# Long Hair Materials



## Chex (Mar 30, 2009)

I'm looking to do a partial suit for myself for AFF that's coming up in may, and the design I had in mind would require something longer than the longest-pile fur out there.

What I'm looking for is more horse-tail look, and a way I can attach it to a rather skinny tail. For reference, this is basically the look I'm going for: http://www.furaffinity.net/view/2057766


I was thinking along the lines of getting a wig and bunching it into a ponytail to be cut off and put in the end of the sewed tail, sort of like a my little pony, although that would mean it getting tangled easily, unless it was kanekalon, and that seems kind of impractical for such nice wigs.

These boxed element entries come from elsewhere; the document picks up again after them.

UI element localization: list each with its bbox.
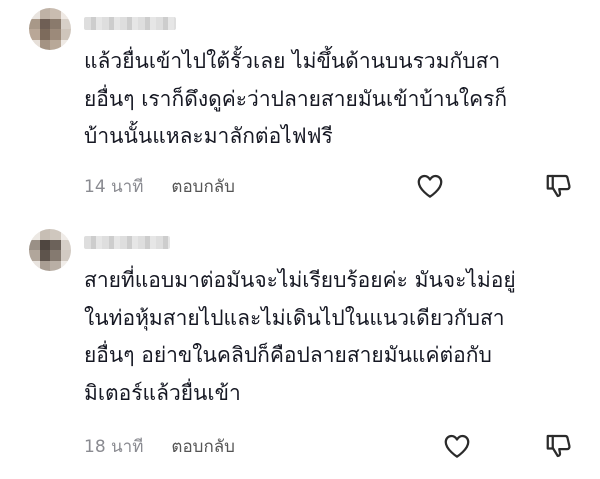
username-blurred[interactable] <box>84 236 170 249</box>
comment-text: แล้วยื่นเข้าไปใต้รั้วเลย ไม่ขึ้นด้านบนรว… <box>84 49 508 148</box>
comment-text: สายที่แอบมาต่อมันจะไม่เรียบร้อยค่ะ มันจะ… <box>84 268 516 405</box>
comment-timestamp: 18 นาที <box>84 436 144 457</box>
reply-button[interactable]: ตอบกลับ <box>171 173 235 200</box>
reply-button[interactable]: ตอบกลับ <box>171 433 235 460</box>
heart-outline-icon[interactable] <box>415 171 445 201</box>
comment-meta: 14 นาที ตอบกลับ <box>84 174 235 198</box>
thumbs-down-outline-icon[interactable] <box>544 431 574 461</box>
thumbs-down-outline-icon[interactable] <box>544 171 574 201</box>
comment-timestamp: 14 นาที <box>84 176 144 197</box>
username-blurred[interactable] <box>84 17 176 30</box>
avatar[interactable] <box>29 8 71 50</box>
heart-outline-icon[interactable] <box>442 431 472 461</box>
avatar[interactable] <box>29 229 71 271</box>
comment-meta: 18 นาที ตอบกลับ <box>84 434 235 458</box>
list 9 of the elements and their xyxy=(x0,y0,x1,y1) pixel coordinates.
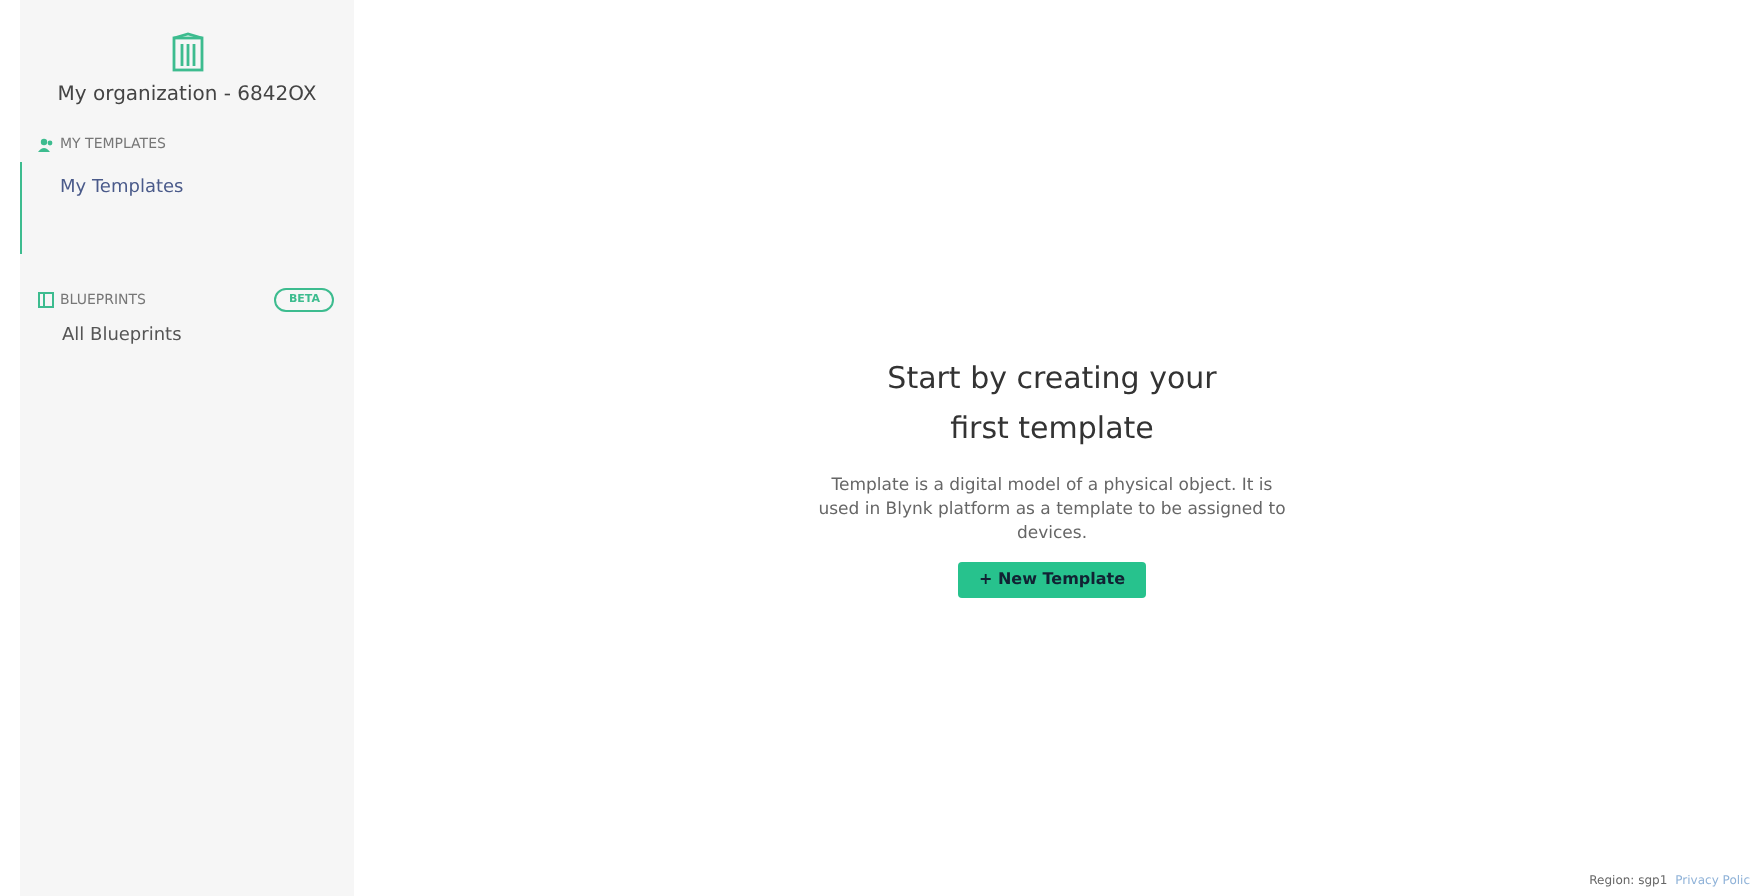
sidebar-item[interactable]: My Templates xyxy=(20,162,354,254)
empty-state-title: Start by creating your first template xyxy=(885,358,1219,450)
folder-icon xyxy=(38,292,54,308)
building-icon xyxy=(171,32,203,72)
people-icon xyxy=(38,137,54,151)
empty-state-description: Template is a digital model of a physical object. It is used in Blynk platform as a template to be assigned to devices. xyxy=(816,474,1288,546)
sidebar-item[interactable]: All Blueprints xyxy=(20,318,354,358)
new-template-button[interactable]: + New Template xyxy=(958,562,1146,598)
organization-name: My organization - 6842OX xyxy=(57,82,317,110)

I figure another option could be horsehair, but I'm not sure if it can be dyed, or how well it would stay in the tail.

Any suggestions would be fantastic!


----------



## Khaiyote (Mar 30, 2009)

The only thing that I can think of right off hand is braided nylon rope. Knot one end of the rope and start separating the other end. After a while, you can start to brush it.  Along time ago, my mother made me a kind of wig this way, and the "hair" made from the rope was really soft, too. Hope this helps!


----------



## Kellan Meig'h (Mar 30, 2009)

Take a look at Kishma Danielle's tail making tutorial- it shows a wig that's cut apart into its wefts.

http://www.stripedsmiles.com/CostMakingTail.html

You might use a wig of appropriate length to do that tail tuft. I might point out that real horse hair is heavy! It might be too heavy for what you want to do.

Hope this helps.
_
Kellan, the old warhorse_


----------



## Cotoncandie (Mar 30, 2009)

I don't know much about actual construction yet, but yes, horsehair can be died. It's holding up will only be affected by how you attach it on, I don't see why it wouldn't hold up as well as the rest. 

Good luck!


----------



## Chex (Mar 30, 2009)

Wow, thanks everyone! This is some great information. I appreciate all the comments. ^^


----------



## Trpdwarf (Mar 31, 2009)

I would highly suggest here:
http://www.nftech.com/products.php

I got my material that is 5-7 inch modacrylic  from there.
I tipped my eastern dragon tail with it and used it for my hair. I only got one square foot.

http://www.furaffinity.net/view/2083521/


----------



## SpringEquinoxx (Apr 18, 2009)

horse hair reacts well to glue, from what i've seen.


----------